In plain language: if you are the plaintiff, and you received the RTI response yourself, you can testify to that fact. But if someone else — a clerk, a paralegal, a junior associate — sent the application and received the reply, that person must come to court and say so. And if the RTI response came from a PIO who is not you, the court may require that PIO to appear and confirm that the document is authentic.
The struggle courts face
This case reveals a deeper tension in Indian evidence law. On one hand, certified copies of public documents are supposed to be self-proving — the law says they can be read directly into evidence without calling the original custodian. On the other hand, the requirement of "foundational facts" — basic proof of how the document came into the party's hands — often forces the summoning of a witness. The certified copy itself had a red seal and a signature, but that was not enough. That witness could be the PIO, or it could be the applicant who received the document. Either way, the simplicity that the RTI Act promised — easy access to government records — collides with the procedural rigour of the Evidence Act.
The Bombay High Court did not give a final answer to this puzzle. It sent the case back to the trial court with observations, not a definitive rule. But the message was clear: do not assume that an RTI response is a free pass into evidence.
What this means for practitioners
For advocates, company secretaries, journalists, and anyone who collects evidence through RTI, the takeaway is practical. If you plan to use an RTI-obtained document in court, do not rely on the document alone. Prepare a witness — yourself, your client, or the person who actually sent the application and received the reply — to testify about the chain of procurement. If the document is a certified copy of a public record, consider whether the PIO needs to be summoned to confirm its authenticity. And for private documents, remember: RTI does not bypass the requirement to produce the original or explain its absence.

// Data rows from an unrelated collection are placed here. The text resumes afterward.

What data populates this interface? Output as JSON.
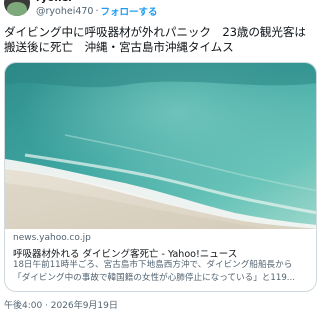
{
  "user": {
    "display_name": "ryoher",
    "handle": "@ryohei470",
    "separator": "·",
    "follow_label": "フォローする"
  },
  "tweet": {
    "text": "ダイビング中に呼吸器材が外れパニック　23歳の観光客は搬送後に死亡　沖縄・宮古島市沖縄タイムス"
  },
  "card": {
    "image_icon": "beach-photo",
    "domain": "news.yahoo.co.jp",
    "title": "呼吸器材外れる ダイビング客死亡 - Yahoo!ニュース",
    "description_line1": "18日午前11時半ごろ、宮古島市下地島西方沖で、ダイビング船船長から",
    "description_line2": "「ダイビング中の事故で韓国籍の女性が心肺停止になっている」と119..."
  },
  "meta": {
    "timestamp": "午後4:00 · 2026年9月19日"
  }
}
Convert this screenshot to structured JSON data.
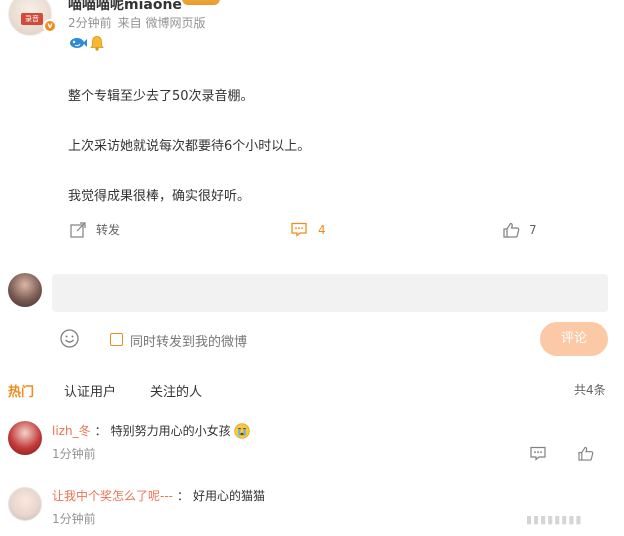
{
  "post": {
    "username": "喵喵喵呢miaone",
    "avatar_badge": "录音",
    "time": "2分钟前",
    "source": "来自 微博网页版",
    "emojis": [
      "fish-icon",
      "bell-icon"
    ],
    "lines": [
      "整个专辑至少去了50次录音棚。",
      "上次采访她就说每次都要待6个小时以上。",
      "我觉得成果很棒，确实很好听。"
    ]
  },
  "actions": {
    "forward_label": "转发",
    "comment_count": "4",
    "like_count": "7"
  },
  "composer": {
    "placeholder": "",
    "also_forward_label": "同时转发到我的微博",
    "submit_label": "评论"
  },
  "tabs": {
    "hot": "热门",
    "verified": "认证用户",
    "following": "关注的人",
    "total": "共4条"
  },
  "comments": [
    {
      "user": "lizh_冬",
      "separator": "：",
      "text": "特别努力用心的小女孩",
      "time": "1分钟前",
      "emoji": "crying-face-icon"
    },
    {
      "user": "让我中个奖怎么了呢---",
      "separator": "：",
      "text": "好用心的猫猫",
      "time": "1分钟前"
    }
  ],
  "colors": {
    "accent": "#f08c1f",
    "username_link": "#eb7350",
    "submit_disabled": "#fbc9a6",
    "composer_bg": "#f2f2f2"
  }
}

THE PLAY: Before marking an RTI-obtained document as an exhibit, ensure that a competent witness — the applicant who sent the RTI request and received the reply — testifies to the foundational facts of procurement; do not assume the certified copy speaks for itself.
The plaintiff walked into court with a stack of papers and a simple belief: that getting a document from the government was the same as proving it. The Bombay High Court sent him back to do the work he had skipped — the work of laying a foundation, one fact at a time.